Having received the congratulations of my many friends at Nassau upon possessing so fine a tool to work with, I at once set about getting her ready for a trip as soon as the nights set in dark enough. For so vigilant had the blockading force become by this time, that a successful run was considered practically impossible except on moonless nights. Invisibility, care, and determination were the secrets of success, and to this end the Banshee was carefully prepared. Everything aloft was taken down, till nothing was left standing but the two lower masts with small cross-trees for a look-out man on the fore, and the boats were lowered to the level of the rails. The whole ship was then painted a sort of dull white, the precise shade of which was so nicely ascertained by experience before the end of the war that a properly dressed runner on a dark night was absolutely indiscernible at a cable's length. So particular were captains on this point that some of them even insisted on their crews wearing white at night, holding that one black figure on the bridge or on deck was enough to betray an otherwise invisible vessel.

Perfect as the Banshee looked, when her toilet was complete, I was even more fortunate in my crew.

For captain I had Steele, one of the most daring and successful commanders the time brought out. Absolutely devoid of fear, never flurried, decided and ready in emergency, and careful as a mother, he was the beau-ideal of a blockade-runner. Already he had served his apprenticeship to the trade and knew what failure meant, for while in command of the Tubal Cain he had been captured on his very first trip, and, after tasting for a short time the hospitality of an American prison, had been released—richer by the experience, but in no wise daunted.

The chief engineer, Erskine, too, had seen service, having worked as second engineer on board the Confederate cruiser Oreto, when the famous Captain Maffitt ran her into Savannah.

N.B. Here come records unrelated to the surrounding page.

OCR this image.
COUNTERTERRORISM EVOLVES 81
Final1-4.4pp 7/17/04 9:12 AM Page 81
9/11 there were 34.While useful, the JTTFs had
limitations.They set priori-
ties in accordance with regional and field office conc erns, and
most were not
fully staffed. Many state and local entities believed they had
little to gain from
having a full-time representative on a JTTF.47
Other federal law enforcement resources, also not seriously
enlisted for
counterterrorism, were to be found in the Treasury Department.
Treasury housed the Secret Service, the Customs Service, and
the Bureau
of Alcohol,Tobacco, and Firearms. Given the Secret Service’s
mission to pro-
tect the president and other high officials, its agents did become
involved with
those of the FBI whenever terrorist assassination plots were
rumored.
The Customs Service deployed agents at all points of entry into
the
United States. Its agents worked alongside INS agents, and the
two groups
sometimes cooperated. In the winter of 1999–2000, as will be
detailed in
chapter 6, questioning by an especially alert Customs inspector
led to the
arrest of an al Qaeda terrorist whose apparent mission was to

As the engines of a blockade-runner are her arm, her success must necessarily in great measure depend on the qualities of her engineer, and it would have been hard to find a better man for the task than Erskine. Cool in danger, full of resource in sudden difficulty, and as steady as the tide, he was yet capable of fearlessly risking everything and straining to the last pound, when the word came, in one of those rousing forms of expression with which old Steele was wont to notify down the engine-room tube, that the critical moment had come.